Just it had the applications, at least for a specific sector of users. Anyway Apple OS was still worse without pre-emptive multithreading at all.
#Norton antivirus mac 32 bit kernel software
Windows 3.x application support was good enough (but not for all applications) - but a lot of software quickly moved to 32 bit, well, because 16 bit. OS/2 had a single input queue that still could lead to all application freezing because a single one didn't process messages. " fix some annoying if trivial restrictions "
#Norton antivirus mac 32 bit kernel for android
In fact, only by adding support for Android to Windows is this changing.

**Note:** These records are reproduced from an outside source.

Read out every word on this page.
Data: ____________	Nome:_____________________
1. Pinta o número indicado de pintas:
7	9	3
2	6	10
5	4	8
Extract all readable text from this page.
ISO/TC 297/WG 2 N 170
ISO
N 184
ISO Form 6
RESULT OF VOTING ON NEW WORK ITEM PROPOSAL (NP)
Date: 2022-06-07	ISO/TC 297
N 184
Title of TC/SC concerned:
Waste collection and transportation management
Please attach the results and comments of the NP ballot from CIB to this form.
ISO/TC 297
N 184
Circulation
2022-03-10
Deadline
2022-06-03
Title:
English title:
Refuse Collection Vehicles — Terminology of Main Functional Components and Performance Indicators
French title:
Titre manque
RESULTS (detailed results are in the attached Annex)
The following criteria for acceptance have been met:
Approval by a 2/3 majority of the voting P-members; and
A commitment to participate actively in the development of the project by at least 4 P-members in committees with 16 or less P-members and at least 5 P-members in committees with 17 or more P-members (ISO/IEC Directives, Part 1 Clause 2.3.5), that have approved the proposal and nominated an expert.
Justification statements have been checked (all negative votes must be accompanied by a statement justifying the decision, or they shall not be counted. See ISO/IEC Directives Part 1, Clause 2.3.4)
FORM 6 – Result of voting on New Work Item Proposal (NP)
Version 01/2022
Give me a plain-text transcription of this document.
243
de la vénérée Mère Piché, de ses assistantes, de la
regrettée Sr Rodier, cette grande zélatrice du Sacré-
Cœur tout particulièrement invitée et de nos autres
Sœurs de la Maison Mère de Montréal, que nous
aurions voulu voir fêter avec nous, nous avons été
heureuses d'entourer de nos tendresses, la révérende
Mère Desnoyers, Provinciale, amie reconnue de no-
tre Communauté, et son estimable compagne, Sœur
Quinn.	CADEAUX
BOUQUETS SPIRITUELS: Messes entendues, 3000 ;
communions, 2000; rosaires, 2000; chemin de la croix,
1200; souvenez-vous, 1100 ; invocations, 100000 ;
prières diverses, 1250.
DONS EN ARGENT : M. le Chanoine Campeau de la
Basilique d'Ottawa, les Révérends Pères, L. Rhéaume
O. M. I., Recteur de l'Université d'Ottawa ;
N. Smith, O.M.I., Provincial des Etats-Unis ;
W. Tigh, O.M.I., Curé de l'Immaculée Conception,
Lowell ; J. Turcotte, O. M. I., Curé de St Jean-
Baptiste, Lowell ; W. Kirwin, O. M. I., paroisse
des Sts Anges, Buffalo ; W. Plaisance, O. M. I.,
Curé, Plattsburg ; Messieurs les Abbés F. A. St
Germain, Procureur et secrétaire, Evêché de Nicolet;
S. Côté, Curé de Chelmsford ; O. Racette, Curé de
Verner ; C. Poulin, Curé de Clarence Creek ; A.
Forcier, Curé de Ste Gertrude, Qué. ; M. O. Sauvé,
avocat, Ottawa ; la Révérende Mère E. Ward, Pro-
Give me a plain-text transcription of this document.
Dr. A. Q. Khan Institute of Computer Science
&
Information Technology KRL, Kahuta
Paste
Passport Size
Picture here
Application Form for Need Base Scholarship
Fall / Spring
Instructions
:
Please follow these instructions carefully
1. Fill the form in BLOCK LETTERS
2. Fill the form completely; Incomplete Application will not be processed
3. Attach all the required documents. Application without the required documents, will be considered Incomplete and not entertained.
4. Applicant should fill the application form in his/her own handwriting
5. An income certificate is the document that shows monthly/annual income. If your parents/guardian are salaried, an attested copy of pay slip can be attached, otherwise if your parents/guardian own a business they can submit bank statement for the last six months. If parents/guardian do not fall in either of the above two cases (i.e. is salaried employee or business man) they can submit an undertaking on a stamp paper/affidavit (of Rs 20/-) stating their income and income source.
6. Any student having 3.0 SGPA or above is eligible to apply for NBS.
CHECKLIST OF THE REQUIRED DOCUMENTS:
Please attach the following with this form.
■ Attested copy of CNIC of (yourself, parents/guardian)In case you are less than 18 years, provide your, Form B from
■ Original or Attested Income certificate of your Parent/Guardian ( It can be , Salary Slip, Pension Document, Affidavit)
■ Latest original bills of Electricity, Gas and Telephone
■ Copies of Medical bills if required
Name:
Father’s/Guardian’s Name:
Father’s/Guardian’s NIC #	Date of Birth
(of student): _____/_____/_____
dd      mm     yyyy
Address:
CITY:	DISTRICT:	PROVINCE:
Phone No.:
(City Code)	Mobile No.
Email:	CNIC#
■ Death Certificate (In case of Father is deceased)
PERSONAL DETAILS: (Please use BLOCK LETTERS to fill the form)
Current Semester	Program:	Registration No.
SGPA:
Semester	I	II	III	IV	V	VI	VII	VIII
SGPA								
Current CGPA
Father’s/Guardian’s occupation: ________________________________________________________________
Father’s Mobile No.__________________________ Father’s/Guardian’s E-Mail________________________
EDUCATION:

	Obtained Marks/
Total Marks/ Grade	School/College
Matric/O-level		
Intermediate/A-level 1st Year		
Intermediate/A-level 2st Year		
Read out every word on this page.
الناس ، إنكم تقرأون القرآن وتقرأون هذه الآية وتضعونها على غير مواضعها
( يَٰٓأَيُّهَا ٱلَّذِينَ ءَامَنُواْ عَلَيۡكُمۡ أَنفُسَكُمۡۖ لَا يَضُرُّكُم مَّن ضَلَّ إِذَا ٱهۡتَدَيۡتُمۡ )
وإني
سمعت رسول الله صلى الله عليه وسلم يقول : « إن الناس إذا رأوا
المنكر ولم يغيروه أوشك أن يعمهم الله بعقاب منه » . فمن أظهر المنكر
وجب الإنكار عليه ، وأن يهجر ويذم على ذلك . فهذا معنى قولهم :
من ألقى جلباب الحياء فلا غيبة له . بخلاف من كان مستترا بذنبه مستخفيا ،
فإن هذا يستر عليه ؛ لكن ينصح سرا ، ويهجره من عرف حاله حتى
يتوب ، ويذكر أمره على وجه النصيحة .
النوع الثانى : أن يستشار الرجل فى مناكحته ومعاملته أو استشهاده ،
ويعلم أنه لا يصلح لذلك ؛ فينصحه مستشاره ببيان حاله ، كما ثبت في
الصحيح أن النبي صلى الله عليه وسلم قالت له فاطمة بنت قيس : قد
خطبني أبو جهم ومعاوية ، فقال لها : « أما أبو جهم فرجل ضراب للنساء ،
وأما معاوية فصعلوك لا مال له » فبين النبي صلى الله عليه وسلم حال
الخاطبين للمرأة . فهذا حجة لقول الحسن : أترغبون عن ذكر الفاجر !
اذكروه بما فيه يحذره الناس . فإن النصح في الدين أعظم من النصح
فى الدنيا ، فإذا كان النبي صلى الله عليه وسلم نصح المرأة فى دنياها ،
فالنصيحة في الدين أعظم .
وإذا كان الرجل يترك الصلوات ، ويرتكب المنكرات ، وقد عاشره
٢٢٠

We still see this in OS markets today with a not inconsiderable amount of MacOS only software alongside the mountain of Windows only stuff. This kept the market small and deterred developers from the considerable work of porting GUI applications to a completely different OS. By making OS/2 "the better DOS than DOS, the better Windows than Windows", IBM had allowed companies to keep investing in DOS and Windows software rather buying OS/2 specific versions. All this, and the work on NT, gave Microsoft to stop working on OS/2, forcing IBM to do the work itself and finally fix some annoying if trivial restrictions (single-threaded Presentation Manager) but took too long to do so. Windows 3.11 including enough working networking for small customers. Previously, Microsoft had added disk compression, better memory management and proprietary extensions to DOS to stop customers jumping ship to things like DR-DOS. While technically shit, Windows 95 was "good enough" to keep customers with Microsoft.